The new policy eliminates the gatekeepers and creates a first-of-a-kind, full-time position of coordinator for the Office of Sexual Misconduct Prevention and Education. The new coordinator, Charlene Allen, is a graduate of Northeast University law school.

Once the complaint is made, the new process is streamlined in several important ways:

  • The accused must be notified by a letter, but not by registered mail.
  • Those hearing the complaint will be two deans and one student, not one student, one dean and one administrator.
  • The complaint must be timely if the accused is still a student in the same school as the complainant, but can be made up to five years after the occurrence rather than within 180 days of the event.
  • The hearing panel makes a determination of what occurred and the proper penalty. The old policy explicitly stated that the complainant had an obligation to present “clear and convincing” evidence that the sexual misconduct occurred.

The policy also calls for a campus subcommittee of the President’s Advisory Committee on Campus Security to ensure that the policy is carried out fairly.
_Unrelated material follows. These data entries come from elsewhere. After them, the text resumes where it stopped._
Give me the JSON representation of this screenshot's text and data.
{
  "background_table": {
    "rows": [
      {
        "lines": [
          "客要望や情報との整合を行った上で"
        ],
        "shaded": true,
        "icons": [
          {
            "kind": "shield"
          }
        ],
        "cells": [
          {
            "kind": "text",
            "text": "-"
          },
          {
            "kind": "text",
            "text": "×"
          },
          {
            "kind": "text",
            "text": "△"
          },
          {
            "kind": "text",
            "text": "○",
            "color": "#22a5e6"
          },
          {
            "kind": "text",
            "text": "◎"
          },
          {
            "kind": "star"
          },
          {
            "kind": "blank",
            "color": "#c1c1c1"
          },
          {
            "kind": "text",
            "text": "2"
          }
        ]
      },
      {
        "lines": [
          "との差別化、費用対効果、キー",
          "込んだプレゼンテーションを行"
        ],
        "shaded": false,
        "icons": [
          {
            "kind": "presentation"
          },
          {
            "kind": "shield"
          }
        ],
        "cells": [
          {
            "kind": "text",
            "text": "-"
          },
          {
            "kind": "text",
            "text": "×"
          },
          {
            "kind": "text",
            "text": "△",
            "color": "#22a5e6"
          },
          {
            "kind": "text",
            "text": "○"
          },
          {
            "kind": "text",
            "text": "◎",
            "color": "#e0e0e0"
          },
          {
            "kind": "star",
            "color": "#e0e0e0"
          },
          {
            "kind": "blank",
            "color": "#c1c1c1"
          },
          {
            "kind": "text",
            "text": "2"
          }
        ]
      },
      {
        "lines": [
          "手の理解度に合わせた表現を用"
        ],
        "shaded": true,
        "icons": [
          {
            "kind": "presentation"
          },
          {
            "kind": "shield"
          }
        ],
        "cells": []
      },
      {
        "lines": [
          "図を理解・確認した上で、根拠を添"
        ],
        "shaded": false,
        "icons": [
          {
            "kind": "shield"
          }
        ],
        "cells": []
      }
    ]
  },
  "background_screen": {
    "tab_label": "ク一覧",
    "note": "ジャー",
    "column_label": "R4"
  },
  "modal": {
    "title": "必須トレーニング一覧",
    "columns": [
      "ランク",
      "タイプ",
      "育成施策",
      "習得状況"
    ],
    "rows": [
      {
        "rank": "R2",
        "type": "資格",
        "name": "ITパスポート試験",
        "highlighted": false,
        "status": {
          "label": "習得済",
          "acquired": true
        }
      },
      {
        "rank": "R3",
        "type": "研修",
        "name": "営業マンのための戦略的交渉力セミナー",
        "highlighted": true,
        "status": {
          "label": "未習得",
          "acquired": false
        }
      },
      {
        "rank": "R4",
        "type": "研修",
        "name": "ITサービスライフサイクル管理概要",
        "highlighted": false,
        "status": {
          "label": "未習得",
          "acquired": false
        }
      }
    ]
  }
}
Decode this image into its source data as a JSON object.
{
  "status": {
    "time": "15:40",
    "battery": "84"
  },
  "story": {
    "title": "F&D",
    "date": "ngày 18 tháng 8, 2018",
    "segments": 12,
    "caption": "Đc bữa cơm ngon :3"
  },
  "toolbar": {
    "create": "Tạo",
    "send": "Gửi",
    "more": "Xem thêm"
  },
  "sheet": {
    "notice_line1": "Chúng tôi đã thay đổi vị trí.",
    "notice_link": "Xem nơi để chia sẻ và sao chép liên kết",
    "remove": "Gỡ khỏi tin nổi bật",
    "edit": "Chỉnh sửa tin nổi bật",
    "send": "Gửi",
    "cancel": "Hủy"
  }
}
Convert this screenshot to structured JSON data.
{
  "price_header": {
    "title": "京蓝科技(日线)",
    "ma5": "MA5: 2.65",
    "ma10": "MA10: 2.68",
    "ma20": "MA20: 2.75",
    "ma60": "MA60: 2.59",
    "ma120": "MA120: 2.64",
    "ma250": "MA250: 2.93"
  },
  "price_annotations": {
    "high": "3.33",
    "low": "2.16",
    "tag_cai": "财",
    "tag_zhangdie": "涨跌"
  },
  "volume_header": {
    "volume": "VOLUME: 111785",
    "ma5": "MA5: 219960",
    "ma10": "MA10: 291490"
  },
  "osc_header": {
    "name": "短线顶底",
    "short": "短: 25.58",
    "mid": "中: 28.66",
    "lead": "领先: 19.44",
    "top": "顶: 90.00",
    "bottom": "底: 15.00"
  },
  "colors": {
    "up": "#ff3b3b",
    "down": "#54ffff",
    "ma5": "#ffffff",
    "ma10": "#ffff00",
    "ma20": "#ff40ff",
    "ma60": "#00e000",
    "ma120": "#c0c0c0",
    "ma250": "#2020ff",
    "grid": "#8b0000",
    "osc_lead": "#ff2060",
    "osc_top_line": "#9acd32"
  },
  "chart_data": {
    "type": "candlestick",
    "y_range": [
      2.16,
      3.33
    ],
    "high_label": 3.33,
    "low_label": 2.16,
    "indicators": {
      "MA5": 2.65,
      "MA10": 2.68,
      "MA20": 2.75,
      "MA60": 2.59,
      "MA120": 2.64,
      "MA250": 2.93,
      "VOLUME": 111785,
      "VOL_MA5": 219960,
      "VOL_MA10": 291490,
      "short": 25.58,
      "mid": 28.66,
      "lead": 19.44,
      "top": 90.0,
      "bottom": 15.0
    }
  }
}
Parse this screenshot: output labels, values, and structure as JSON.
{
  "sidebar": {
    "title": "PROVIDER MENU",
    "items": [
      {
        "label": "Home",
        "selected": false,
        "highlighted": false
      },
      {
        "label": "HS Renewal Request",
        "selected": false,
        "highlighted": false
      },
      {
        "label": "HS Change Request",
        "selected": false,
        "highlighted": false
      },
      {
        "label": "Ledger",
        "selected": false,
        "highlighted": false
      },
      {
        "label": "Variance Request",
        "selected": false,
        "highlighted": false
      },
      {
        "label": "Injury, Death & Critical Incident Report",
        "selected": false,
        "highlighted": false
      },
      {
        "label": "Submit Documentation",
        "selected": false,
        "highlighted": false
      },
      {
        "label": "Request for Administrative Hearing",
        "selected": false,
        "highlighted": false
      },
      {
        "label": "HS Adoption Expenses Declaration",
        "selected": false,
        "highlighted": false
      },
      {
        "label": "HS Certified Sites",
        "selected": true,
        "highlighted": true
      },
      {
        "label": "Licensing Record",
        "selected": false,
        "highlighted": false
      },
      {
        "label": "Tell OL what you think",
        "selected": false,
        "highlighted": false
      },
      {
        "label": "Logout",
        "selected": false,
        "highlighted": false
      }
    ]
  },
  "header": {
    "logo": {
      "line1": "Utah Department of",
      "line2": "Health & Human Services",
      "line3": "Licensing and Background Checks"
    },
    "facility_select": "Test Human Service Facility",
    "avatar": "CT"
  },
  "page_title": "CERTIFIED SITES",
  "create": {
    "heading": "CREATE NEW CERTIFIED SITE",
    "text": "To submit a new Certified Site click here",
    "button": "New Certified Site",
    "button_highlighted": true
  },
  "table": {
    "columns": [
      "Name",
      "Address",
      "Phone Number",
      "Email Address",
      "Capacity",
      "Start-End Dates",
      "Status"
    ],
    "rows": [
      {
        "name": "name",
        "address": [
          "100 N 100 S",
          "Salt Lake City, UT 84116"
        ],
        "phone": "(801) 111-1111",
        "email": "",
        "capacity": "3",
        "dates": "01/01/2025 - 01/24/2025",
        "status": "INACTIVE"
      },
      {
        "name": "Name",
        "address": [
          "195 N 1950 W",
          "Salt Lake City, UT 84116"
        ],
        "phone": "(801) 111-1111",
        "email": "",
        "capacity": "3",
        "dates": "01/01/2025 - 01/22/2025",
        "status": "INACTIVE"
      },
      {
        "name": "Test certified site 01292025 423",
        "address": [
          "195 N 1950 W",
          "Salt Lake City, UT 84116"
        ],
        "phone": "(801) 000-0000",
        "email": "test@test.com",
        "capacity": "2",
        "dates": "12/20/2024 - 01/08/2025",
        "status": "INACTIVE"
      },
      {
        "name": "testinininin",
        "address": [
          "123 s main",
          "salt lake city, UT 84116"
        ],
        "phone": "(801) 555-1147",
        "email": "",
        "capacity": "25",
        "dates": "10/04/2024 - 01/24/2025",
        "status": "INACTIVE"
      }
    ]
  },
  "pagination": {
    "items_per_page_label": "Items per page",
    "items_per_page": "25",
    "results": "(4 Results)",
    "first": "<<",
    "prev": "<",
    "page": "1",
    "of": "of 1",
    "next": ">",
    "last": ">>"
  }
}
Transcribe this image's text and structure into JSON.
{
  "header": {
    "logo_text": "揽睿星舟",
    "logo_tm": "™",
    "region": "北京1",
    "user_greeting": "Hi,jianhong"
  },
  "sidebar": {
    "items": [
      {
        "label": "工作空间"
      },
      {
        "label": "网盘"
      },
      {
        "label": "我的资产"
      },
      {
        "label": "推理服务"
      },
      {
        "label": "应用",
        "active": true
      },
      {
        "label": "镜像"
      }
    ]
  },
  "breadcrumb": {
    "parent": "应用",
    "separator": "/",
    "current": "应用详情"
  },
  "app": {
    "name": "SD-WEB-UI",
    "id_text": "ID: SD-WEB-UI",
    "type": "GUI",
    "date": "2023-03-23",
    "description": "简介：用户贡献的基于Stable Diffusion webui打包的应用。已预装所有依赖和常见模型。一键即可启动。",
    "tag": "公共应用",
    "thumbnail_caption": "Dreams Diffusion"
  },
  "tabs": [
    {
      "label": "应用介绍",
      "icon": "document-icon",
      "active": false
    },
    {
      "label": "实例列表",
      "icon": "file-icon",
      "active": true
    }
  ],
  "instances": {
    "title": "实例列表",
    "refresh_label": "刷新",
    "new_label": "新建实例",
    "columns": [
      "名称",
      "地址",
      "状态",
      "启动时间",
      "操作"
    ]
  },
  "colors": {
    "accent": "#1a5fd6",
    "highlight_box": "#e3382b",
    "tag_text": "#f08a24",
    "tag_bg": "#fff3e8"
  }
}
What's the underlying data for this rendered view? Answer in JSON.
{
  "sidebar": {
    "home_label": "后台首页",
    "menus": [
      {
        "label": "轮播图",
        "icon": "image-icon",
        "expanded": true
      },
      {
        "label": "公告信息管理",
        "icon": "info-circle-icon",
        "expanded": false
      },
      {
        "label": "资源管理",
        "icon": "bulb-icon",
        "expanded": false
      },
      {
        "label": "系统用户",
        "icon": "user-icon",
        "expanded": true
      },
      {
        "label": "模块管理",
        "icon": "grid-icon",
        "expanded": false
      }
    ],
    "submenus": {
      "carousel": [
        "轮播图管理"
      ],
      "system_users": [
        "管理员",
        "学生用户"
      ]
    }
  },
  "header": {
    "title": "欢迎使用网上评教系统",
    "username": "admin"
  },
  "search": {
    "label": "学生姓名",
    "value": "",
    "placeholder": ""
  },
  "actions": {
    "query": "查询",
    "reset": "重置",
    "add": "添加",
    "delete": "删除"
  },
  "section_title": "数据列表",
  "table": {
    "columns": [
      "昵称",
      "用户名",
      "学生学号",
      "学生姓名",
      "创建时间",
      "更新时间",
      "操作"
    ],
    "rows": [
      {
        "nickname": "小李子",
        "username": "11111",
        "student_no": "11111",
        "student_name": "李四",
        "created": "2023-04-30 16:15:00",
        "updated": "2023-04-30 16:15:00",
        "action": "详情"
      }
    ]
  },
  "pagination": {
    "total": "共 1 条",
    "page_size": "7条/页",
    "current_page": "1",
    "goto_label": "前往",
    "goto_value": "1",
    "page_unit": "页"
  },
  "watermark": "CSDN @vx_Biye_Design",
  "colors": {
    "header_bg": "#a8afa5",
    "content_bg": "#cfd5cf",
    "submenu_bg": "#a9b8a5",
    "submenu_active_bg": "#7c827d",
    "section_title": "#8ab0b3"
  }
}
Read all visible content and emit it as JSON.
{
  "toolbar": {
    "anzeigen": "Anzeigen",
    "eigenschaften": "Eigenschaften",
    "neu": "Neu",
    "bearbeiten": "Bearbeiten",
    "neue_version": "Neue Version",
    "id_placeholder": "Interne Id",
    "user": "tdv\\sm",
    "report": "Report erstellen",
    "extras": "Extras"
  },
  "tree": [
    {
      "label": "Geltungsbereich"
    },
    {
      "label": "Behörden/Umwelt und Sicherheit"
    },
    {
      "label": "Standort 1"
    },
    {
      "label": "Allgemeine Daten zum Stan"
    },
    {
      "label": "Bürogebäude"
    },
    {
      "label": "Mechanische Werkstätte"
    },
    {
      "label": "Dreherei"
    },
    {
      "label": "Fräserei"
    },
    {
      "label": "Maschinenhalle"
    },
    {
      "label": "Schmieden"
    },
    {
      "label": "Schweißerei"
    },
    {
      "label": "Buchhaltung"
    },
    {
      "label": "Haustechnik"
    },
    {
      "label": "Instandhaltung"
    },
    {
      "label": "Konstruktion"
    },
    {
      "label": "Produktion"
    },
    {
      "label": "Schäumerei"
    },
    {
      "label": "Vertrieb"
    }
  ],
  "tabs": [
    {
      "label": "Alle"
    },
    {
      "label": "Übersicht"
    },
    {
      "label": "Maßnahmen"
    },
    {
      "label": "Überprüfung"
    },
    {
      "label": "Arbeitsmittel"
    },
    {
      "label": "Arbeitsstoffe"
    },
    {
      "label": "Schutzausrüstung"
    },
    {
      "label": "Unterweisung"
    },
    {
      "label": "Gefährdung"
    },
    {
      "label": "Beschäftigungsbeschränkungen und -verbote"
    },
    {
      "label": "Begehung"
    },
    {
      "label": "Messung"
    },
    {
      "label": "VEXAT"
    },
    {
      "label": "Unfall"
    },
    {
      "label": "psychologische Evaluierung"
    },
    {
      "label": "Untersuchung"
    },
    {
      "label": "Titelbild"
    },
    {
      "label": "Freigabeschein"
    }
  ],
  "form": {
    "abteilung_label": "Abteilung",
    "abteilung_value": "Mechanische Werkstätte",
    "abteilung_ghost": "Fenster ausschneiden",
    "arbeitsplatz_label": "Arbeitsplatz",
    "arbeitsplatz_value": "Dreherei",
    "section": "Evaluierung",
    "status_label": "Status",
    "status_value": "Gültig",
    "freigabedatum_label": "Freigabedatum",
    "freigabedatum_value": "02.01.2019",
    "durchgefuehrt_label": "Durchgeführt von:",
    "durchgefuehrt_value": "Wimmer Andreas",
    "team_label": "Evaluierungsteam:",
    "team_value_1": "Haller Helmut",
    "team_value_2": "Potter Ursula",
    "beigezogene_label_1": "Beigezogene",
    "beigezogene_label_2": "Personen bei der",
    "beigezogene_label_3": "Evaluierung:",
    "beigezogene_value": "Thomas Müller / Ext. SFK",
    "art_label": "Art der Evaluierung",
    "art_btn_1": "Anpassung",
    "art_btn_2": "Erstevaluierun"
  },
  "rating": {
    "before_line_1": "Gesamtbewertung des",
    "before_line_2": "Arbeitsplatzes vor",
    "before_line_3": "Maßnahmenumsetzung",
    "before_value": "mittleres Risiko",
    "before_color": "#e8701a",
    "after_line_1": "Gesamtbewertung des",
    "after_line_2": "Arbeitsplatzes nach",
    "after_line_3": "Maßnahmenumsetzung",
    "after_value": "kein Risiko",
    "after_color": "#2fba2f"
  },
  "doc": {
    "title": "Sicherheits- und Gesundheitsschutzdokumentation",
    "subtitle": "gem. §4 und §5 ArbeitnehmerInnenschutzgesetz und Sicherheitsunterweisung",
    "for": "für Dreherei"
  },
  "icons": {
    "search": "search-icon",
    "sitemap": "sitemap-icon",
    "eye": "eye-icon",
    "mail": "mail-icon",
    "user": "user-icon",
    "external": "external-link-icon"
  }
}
The revised Disciplinary Procedure for Sexual Misconduct was approved last February by the university’s 77-member senate of students, faculty and administrators, replacing the 1995 sexual misconduct policy that automatically had come up for a mandatory three-year review.

Formerly, Women Were Intimidated, Degraded by Process

Sarah Richardson, president of a Columbia-based student organization, Students Active for Ending Rape, known as SAFER, said the old policy was never advertised, as required by law, except through one e-mail sent to students in the summer. She added that the gatekeepers sometimes forced women to tell and retell their stories so many times that they were intimidated, exhausted and degraded. Others, she said, discouraged women from filing complaints, suggesting time off instead.

Nationally, it is widely reported that about one in four women students is raped or sexually assaulted.

In 1998, 481 four-year colleges and universities with campuses of more than 5,000 students reported a total of 1,240 forcible sex offenses and 159 non-forcible sex offenses, according to the National Center for Victims of Crime.

Students Active for Ending Rape is trying to create a national network of student activists. They have received inquiries about Columbia’s new policy from students in California and Iowa as well as elsewhere on the East Coast.

At Columbia, a private university with an enrollment of 21,800, reliable figures have been hard to come by because of problems with systematically collecting and keeping records.

The non-controversial elements of the new policy call for more accurate collection and reporting of campus crime statistics and more prevention and education around sexual misconduct and assault. In 1999, Columbia reported five forcible sexual offenses, two of them on campus and three in off-campus buildings; in the past it had reported zero to two rapes every year.

“Universities must have a response procedure in place for sexual assault,” SAFER’s Richardson said. “You can’t wait three years for a (criminal) case to draw out. Students go to class together. Students live next door to each other.”

Mashadi Matabane is a New York-based writer.